The report, which compared 181 economies worldwide, said out of the total number surveyed Zimbabwe stood at a poor 119 in the pack.
In the Southern African region the country came way behind such nations as South Africa, Botswana, Angola, and Namibia.
It, however, beat regional neighbours Lesotho and Swaziland.
South Africa stood at number 10, Botswana at number 41, Angola (57) and Namibia at number 73.
Lesotho, on the other hand, stood at number 147 in the survey while Swaziland stood at180.
The survey studies investor protection policies compared to best practice in selected economies who make information available to the World Bank.
The higher the score, the greater the investor protection, according to the survey for 2010.
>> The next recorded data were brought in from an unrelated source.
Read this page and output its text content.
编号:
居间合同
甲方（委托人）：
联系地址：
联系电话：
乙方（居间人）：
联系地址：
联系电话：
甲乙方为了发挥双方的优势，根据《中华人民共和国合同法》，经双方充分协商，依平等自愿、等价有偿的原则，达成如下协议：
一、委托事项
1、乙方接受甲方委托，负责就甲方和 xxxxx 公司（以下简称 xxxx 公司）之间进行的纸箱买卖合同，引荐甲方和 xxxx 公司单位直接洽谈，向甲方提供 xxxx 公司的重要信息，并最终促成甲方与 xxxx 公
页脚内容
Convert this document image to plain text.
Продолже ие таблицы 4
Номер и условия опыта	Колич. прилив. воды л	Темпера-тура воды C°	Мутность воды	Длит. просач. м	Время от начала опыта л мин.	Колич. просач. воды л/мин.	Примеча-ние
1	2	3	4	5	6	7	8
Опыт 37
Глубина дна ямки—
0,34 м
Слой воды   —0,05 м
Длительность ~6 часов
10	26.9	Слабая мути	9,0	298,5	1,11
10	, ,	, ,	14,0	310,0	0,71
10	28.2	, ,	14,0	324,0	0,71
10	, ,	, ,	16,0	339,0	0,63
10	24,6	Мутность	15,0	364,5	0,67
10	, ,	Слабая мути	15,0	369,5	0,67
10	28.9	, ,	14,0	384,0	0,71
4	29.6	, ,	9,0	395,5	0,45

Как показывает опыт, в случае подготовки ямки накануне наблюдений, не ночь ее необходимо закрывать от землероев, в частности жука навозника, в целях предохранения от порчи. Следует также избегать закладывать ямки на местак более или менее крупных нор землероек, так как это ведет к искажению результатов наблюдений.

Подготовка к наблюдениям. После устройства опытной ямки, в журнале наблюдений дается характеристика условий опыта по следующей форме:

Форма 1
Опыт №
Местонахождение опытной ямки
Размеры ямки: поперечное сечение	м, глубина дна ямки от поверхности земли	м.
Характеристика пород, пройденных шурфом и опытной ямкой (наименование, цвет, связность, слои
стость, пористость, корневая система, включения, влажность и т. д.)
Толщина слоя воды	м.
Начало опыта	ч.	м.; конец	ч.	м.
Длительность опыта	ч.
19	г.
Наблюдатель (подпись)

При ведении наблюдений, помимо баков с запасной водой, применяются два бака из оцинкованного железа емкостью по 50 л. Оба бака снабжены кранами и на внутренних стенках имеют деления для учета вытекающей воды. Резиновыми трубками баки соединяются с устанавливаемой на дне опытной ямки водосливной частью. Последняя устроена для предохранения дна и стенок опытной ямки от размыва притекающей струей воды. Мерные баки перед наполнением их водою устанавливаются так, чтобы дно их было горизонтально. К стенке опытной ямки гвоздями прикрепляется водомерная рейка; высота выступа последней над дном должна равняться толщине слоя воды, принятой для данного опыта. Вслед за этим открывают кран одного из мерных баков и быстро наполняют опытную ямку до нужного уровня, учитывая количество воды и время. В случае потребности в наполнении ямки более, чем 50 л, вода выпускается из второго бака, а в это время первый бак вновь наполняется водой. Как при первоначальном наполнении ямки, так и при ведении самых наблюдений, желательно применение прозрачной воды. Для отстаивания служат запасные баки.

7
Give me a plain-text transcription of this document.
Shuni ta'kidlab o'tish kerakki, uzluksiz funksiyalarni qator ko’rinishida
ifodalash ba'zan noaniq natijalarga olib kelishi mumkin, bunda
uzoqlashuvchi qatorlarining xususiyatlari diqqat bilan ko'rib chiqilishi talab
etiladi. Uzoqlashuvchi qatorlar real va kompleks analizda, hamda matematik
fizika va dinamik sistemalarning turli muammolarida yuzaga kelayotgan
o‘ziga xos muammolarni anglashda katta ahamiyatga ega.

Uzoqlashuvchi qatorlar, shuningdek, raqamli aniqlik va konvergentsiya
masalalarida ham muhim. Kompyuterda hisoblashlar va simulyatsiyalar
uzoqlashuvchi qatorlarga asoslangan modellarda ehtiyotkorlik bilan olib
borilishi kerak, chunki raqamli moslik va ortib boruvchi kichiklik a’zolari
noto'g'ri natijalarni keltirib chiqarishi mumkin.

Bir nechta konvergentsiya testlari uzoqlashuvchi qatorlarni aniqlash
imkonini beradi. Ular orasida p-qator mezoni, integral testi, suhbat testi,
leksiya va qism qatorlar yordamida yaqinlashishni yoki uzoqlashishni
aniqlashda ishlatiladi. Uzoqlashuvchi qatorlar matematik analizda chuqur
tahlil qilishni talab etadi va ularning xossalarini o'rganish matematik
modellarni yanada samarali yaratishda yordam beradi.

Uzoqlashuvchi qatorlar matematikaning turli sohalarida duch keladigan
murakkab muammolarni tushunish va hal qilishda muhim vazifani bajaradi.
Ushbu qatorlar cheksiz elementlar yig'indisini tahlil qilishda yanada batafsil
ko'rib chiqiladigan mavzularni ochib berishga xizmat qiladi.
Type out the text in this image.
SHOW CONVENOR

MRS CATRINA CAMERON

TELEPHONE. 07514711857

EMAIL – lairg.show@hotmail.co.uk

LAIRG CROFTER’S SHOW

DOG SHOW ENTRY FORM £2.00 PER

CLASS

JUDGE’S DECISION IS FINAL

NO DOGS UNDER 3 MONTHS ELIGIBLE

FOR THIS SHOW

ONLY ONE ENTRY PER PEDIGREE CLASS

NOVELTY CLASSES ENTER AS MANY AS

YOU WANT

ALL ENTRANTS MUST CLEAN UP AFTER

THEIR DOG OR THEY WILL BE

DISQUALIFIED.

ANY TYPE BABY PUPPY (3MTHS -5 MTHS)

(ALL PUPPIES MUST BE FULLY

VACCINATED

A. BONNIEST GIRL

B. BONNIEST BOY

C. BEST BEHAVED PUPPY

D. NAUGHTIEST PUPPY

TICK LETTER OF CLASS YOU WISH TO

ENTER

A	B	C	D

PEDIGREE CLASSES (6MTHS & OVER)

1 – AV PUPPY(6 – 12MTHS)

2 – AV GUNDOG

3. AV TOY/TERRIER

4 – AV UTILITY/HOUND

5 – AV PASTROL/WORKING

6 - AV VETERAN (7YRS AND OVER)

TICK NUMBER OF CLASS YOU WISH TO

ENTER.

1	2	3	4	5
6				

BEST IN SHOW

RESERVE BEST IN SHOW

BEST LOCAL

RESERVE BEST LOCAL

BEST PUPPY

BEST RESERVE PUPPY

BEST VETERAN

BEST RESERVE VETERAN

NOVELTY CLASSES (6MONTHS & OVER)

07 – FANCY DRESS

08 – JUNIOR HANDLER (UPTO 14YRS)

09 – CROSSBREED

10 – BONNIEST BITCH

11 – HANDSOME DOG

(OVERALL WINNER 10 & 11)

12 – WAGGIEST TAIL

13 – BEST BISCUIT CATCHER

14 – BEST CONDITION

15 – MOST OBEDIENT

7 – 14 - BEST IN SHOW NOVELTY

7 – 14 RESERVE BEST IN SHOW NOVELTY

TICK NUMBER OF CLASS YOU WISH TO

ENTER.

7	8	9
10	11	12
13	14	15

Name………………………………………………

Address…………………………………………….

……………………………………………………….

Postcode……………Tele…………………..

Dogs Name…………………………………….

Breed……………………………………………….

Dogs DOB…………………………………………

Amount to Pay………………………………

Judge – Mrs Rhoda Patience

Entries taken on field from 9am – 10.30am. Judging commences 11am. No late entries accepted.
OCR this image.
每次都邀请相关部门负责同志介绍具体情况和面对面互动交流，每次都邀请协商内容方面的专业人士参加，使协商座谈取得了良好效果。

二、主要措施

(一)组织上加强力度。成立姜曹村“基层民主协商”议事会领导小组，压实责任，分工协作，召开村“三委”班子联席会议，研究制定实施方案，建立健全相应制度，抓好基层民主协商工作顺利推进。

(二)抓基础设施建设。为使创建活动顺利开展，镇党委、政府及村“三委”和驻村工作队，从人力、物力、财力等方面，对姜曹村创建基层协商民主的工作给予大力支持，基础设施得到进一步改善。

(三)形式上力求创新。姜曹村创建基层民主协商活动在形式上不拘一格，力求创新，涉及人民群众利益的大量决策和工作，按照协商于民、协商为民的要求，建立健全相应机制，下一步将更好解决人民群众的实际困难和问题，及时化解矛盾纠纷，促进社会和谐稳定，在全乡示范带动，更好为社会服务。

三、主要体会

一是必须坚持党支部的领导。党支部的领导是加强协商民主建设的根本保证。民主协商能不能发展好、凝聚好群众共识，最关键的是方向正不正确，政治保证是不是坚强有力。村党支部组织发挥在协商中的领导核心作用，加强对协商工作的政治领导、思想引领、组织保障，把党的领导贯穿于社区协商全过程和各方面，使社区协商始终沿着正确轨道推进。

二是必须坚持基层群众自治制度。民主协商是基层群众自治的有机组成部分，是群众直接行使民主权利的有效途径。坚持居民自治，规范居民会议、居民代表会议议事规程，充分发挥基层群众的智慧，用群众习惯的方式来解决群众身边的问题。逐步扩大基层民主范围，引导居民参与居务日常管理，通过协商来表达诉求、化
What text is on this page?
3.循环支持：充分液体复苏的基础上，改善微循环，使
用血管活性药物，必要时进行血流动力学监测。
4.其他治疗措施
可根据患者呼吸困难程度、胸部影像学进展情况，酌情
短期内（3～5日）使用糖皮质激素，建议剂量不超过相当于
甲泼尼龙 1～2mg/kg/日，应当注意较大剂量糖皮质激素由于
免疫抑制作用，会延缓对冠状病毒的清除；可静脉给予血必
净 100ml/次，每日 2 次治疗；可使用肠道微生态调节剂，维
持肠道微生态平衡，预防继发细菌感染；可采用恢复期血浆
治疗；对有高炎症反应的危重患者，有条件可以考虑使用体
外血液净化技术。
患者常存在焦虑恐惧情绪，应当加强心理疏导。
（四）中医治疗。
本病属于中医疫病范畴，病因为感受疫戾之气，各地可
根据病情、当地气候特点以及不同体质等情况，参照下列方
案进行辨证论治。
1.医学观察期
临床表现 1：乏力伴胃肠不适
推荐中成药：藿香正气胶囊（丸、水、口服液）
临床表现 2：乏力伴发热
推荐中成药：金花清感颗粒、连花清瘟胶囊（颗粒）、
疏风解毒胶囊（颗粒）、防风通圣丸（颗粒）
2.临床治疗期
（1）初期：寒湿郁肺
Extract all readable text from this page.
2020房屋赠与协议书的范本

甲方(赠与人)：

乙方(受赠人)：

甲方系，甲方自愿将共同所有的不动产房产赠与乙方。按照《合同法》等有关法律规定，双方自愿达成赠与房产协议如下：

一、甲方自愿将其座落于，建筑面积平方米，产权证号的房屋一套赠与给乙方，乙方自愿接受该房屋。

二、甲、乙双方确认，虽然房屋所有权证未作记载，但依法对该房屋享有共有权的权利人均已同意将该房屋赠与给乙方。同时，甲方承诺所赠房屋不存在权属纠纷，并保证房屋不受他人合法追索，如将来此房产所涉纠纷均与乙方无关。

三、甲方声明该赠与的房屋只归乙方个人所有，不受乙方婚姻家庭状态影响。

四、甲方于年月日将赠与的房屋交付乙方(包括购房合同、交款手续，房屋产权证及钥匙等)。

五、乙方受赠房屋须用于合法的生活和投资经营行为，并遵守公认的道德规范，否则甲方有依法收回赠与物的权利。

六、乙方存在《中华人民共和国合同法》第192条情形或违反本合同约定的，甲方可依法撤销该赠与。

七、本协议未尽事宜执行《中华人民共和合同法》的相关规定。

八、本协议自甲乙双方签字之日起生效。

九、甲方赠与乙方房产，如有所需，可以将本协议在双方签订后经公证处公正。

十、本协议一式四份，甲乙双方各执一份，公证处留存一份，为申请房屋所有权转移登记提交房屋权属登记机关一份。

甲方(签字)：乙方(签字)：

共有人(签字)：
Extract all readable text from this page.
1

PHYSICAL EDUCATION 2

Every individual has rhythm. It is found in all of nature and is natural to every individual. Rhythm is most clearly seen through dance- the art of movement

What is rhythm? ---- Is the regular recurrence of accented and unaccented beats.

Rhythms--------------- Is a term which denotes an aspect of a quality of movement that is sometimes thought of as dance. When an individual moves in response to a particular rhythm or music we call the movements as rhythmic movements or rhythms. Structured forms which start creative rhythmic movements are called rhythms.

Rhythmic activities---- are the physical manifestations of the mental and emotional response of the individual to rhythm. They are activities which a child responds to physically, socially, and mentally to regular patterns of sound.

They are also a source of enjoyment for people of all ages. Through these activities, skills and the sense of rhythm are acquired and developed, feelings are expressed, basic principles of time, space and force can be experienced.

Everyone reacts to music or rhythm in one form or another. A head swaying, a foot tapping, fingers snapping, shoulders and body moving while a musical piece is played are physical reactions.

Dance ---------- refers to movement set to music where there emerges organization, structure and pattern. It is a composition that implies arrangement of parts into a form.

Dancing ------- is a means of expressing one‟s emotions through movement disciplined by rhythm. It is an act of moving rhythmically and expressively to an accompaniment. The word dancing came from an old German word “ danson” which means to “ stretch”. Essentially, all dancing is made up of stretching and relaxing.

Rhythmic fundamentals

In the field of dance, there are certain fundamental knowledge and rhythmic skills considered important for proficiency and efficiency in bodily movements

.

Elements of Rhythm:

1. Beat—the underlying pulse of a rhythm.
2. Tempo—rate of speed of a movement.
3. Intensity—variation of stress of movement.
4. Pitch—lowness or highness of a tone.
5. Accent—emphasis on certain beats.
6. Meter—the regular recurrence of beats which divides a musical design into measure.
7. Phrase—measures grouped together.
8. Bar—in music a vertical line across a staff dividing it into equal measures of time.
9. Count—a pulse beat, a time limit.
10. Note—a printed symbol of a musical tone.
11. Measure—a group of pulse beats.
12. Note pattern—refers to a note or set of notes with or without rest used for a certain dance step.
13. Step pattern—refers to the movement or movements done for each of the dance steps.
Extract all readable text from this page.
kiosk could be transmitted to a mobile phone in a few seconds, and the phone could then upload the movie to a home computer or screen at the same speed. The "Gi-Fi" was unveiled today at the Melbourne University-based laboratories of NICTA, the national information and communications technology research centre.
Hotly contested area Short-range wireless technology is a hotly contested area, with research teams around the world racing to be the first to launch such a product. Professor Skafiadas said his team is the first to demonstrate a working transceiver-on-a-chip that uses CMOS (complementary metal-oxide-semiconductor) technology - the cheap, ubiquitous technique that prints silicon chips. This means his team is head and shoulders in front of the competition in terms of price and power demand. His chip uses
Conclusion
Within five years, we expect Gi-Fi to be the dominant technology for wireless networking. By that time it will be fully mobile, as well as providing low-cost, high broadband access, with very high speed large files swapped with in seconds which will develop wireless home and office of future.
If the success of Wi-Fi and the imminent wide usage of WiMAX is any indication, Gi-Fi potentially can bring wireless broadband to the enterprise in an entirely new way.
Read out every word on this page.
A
"Zimbabwe is ranked 119 overall for protecting investors," the World Bank said in the report.
It describes three dimensions of investor protection such as transparency of transactions, liability for self dealing as well as shareholders' ability to due sue officers and directors for misconduct, the World Bank said.
The Indexes vary between o and 10, with higher values indicting greater disclosure, greater liability of directors, greater powers of shareholders to challenge the transaction, and better investor protection.
Last year Zimbabwe stood at number 114 in the survey.
It, therefore, has moved five places down the ladder as far as investor protection is concerned.